There were 8 individuals with spastic diplegia CP, ranging from 5 to 13 years old, who participated in the 8 week progressive resistance training program. The program was adjusted the intensity and difficulty based on the individuals needs. Outcome measurements were taken before and after the program, which included: 3-D gait analysis, isokinetic strength assessment of hip and knee extensors, quality of life using the PedsQL 3.0 Cerebral Palsy Module, spasticity using the Ashworth scale, and range of motion of the hip, knee, and ankle. There was one child in the study who had notable improvement in gait kinematics with improved knee extension, hip extension, and hip rotation angles. This child participated in the 3-D gait analysis after the program in order for the researchers to gain some insight on why the child had improved. Their results demonstrated significant increases in left hip extensors, and lack of significance in the other extensor muscle groups. There were also inconsistencies in gait kinematics, with only two children showing improvement in hip and knee extension during stance while the other six children actually had worse knee flexion during stance after the 8 week program. Finally, gait speed, stride length, cadence, spasticity, and quality of life showed no improvement after the study. Overall their findings did not support their hypothesis.

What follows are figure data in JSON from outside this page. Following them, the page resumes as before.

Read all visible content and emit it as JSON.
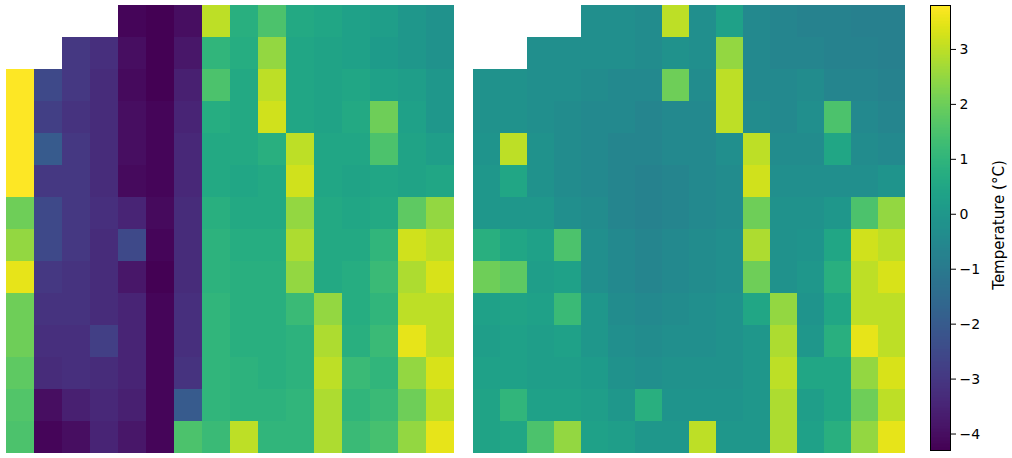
{
  "chart_data": {
    "type": "heatmap",
    "color": "viridis",
    "tick_labels": false,
    "color_range": [
      -4.3,
      3.8
    ],
    "color_ticks": [
      -4,
      -3,
      -2,
      -1,
      0,
      1,
      2,
      3
    ],
    "colorbar_label": "Temperature (°C)",
    "panels": [
      {
        "cells": [
          [
            null,
            null,
            null,
            null,
            -4.2,
            -4.3,
            -4.0,
            3.0,
            0.8,
            1.5,
            0.6,
            0.5,
            0.3,
            0.2,
            0.0,
            -0.2
          ],
          [
            null,
            null,
            -3.0,
            -3.2,
            -4.0,
            -4.3,
            -3.8,
            1.0,
            0.7,
            2.5,
            0.5,
            0.4,
            0.3,
            0.1,
            0.0,
            -0.2
          ],
          [
            3.8,
            -2.5,
            -3.0,
            -3.3,
            -4.1,
            -4.3,
            -3.6,
            1.5,
            0.6,
            3.0,
            0.5,
            0.4,
            0.5,
            0.3,
            0.2,
            0.0
          ],
          [
            3.8,
            -2.8,
            -3.1,
            -3.3,
            -4.0,
            -4.2,
            -3.5,
            0.7,
            0.6,
            3.2,
            0.5,
            0.4,
            0.6,
            2.0,
            0.3,
            0.0
          ],
          [
            3.8,
            -2.0,
            -3.0,
            -3.3,
            -4.0,
            -4.2,
            -3.4,
            0.6,
            0.6,
            0.8,
            3.0,
            0.5,
            0.5,
            1.5,
            0.4,
            0.2
          ],
          [
            3.8,
            -3.0,
            -3.0,
            -3.3,
            -4.1,
            -4.2,
            -3.4,
            0.6,
            0.5,
            0.6,
            3.2,
            0.5,
            0.4,
            0.5,
            0.4,
            0.5
          ],
          [
            2.0,
            -2.5,
            -3.0,
            -3.2,
            -3.5,
            -4.1,
            -3.3,
            0.8,
            0.6,
            0.6,
            2.5,
            0.6,
            0.5,
            0.6,
            1.8,
            2.5
          ],
          [
            2.5,
            -2.5,
            -3.0,
            -3.3,
            -2.5,
            -4.2,
            -3.3,
            0.9,
            0.7,
            0.7,
            2.8,
            0.6,
            0.6,
            1.0,
            3.2,
            3.0
          ],
          [
            3.5,
            -3.0,
            -3.1,
            -3.3,
            -3.8,
            -4.3,
            -3.3,
            0.9,
            0.8,
            0.8,
            2.5,
            0.6,
            0.7,
            1.2,
            2.8,
            3.3
          ],
          [
            2.0,
            -3.1,
            -3.1,
            -3.3,
            -3.5,
            -4.2,
            -3.2,
            1.0,
            0.8,
            0.8,
            1.2,
            2.5,
            0.7,
            1.0,
            3.0,
            3.0
          ],
          [
            2.0,
            -3.2,
            -3.2,
            -2.8,
            -3.5,
            -4.2,
            -3.2,
            1.0,
            0.8,
            0.8,
            0.9,
            2.8,
            0.8,
            1.2,
            3.5,
            3.0
          ],
          [
            1.8,
            -3.3,
            -3.2,
            -3.3,
            -3.5,
            -4.2,
            -3.1,
            1.0,
            0.9,
            0.8,
            0.9,
            3.0,
            1.2,
            1.0,
            2.5,
            3.3
          ],
          [
            1.6,
            -4.0,
            -3.6,
            -3.4,
            -3.6,
            -4.2,
            -2.0,
            1.0,
            0.9,
            0.9,
            1.0,
            2.8,
            1.0,
            1.2,
            2.0,
            3.0
          ],
          [
            1.5,
            -4.2,
            -4.0,
            -3.5,
            -3.8,
            -4.2,
            1.5,
            1.2,
            3.0,
            1.0,
            1.0,
            2.8,
            1.2,
            1.4,
            2.5,
            3.5
          ]
        ]
      },
      {
        "cells": [
          [
            null,
            null,
            null,
            null,
            -0.3,
            -0.3,
            -0.4,
            3.0,
            -0.3,
            0.3,
            -0.5,
            -0.6,
            -0.7,
            -0.7,
            -0.8,
            -0.8
          ],
          [
            null,
            null,
            -0.3,
            -0.3,
            -0.3,
            -0.3,
            -0.4,
            -0.2,
            -0.3,
            2.5,
            -0.5,
            -0.6,
            -0.6,
            -0.7,
            -0.7,
            -0.8
          ],
          [
            -0.2,
            -0.2,
            -0.3,
            -0.3,
            -0.4,
            -0.5,
            -0.5,
            2.0,
            -0.4,
            3.0,
            -0.5,
            -0.5,
            -0.4,
            -0.6,
            -0.6,
            -0.7
          ],
          [
            -0.2,
            -0.2,
            -0.3,
            -0.4,
            -0.5,
            -0.5,
            -0.6,
            -0.5,
            -0.5,
            3.0,
            -0.4,
            -0.5,
            -0.3,
            1.5,
            -0.5,
            -0.6
          ],
          [
            -0.1,
            3.0,
            -0.2,
            -0.4,
            -0.5,
            -0.6,
            -0.6,
            -0.5,
            -0.5,
            -0.3,
            3.0,
            -0.4,
            -0.4,
            0.5,
            -0.4,
            -0.5
          ],
          [
            0.0,
            0.5,
            -0.2,
            -0.4,
            -0.5,
            -0.6,
            -0.7,
            -0.6,
            -0.5,
            -0.4,
            3.2,
            -0.3,
            -0.3,
            -0.3,
            -0.3,
            -0.1
          ],
          [
            0.0,
            0.0,
            0.0,
            -0.3,
            -0.4,
            -0.6,
            -0.7,
            -0.6,
            -0.5,
            -0.4,
            2.0,
            -0.2,
            -0.2,
            0.0,
            1.5,
            2.5
          ],
          [
            0.8,
            0.5,
            0.3,
            1.5,
            -0.3,
            -0.5,
            -0.6,
            -0.5,
            -0.4,
            -0.3,
            2.8,
            -0.2,
            -0.1,
            0.5,
            3.2,
            3.0
          ],
          [
            2.0,
            1.8,
            0.2,
            0.3,
            -0.3,
            -0.5,
            -0.6,
            -0.5,
            -0.4,
            -0.3,
            2.0,
            -0.2,
            0.0,
            0.8,
            3.0,
            3.3
          ],
          [
            0.3,
            0.4,
            0.3,
            1.2,
            0.0,
            -0.4,
            -0.5,
            -0.4,
            -0.3,
            -0.2,
            0.5,
            2.5,
            -0.1,
            0.5,
            3.0,
            3.0
          ],
          [
            0.2,
            0.3,
            0.2,
            0.3,
            0.0,
            -0.3,
            -0.4,
            -0.3,
            -0.3,
            -0.2,
            0.0,
            2.8,
            0.0,
            0.8,
            3.5,
            3.0
          ],
          [
            0.3,
            0.3,
            0.2,
            0.2,
            0.1,
            -0.2,
            -0.3,
            -0.2,
            -0.2,
            -0.2,
            0.0,
            3.0,
            0.5,
            0.5,
            2.5,
            3.3
          ],
          [
            0.4,
            1.0,
            0.3,
            0.3,
            0.2,
            0.0,
            0.8,
            -0.1,
            -0.1,
            -0.1,
            0.0,
            2.8,
            0.2,
            0.5,
            2.0,
            3.0
          ],
          [
            0.4,
            0.5,
            1.5,
            2.5,
            0.3,
            0.2,
            0.0,
            0.0,
            3.0,
            0.0,
            0.0,
            2.8,
            0.3,
            0.8,
            2.5,
            3.5
          ]
        ]
      }
    ]
  }
}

Overall, the authors did a great job presenting their research, but their study does present several limitations. Their introduction provides sufficient background information on the issue, displaying controversies and theories of why strength training should improve gait kinematics. They also clearly state their purpose and hypothesis at the end of the section. For the most part, the methods of this research design are reproducible. However, the description of the 3-D gait simulation was very difficult to understand and I found myself rereading that section several times before getting a clearer picture of how they utilized it. Also, one might not be able to use a 3-D gait simulation due to its high cost. The use of the isokinetic assessment allows for decreased subjectiveity, but the authors state that they had placed 15 markers on the individuals’ lower extremities throughout this assessment without the explanation of where exactly those markers were placed. There was one child in the study who had notable improvement in gait kinematics with improved knee extension, hip extension, and hip rotation angles. This child participated in the 3-D gait analysis after the program in order for the researchers to gain some insight on why the child had improved. A goniometer was used during the physical examination of the children to measure range of motion, creating an increase in subjectivity. Another issue is that the subject pool was a very small sample size, which could have contributed to the outcomes. Their results section was easy to understand with clear charts and graphs to demonstrate outcomes of the participants. But, they did use vague terms, such as “some” or “many,” instead of informing the readers the exact number which lessens the professionalism of the article. On the plus side, the authors wrap up the article very nicely, being consistent with their findings and discussing their own limitations and theories of why strength training did not provide significant improvements in gait kinematics in children with CP.
The take home message
The take home message is that the effects of strength training on improving crouch gait in children with spastic diplegia CP remains variable and continues to not be well understood as to why some children improve and why some do not.
This will affect my future clinical practice because I will not solely rely on strength training to improve a child’s crouched gait, and I will have to incorporate other treatments in order to reach my desired outcome.
Damiano DL, Arnold AS, Steele KM, Delp SL. Can strength training improve gait kinematics? Study on the effects of hip and knee extensor strenthening on lower extremity alignment in cerebral palsy. Physical Therapy. 2010; 90(2): 269-279.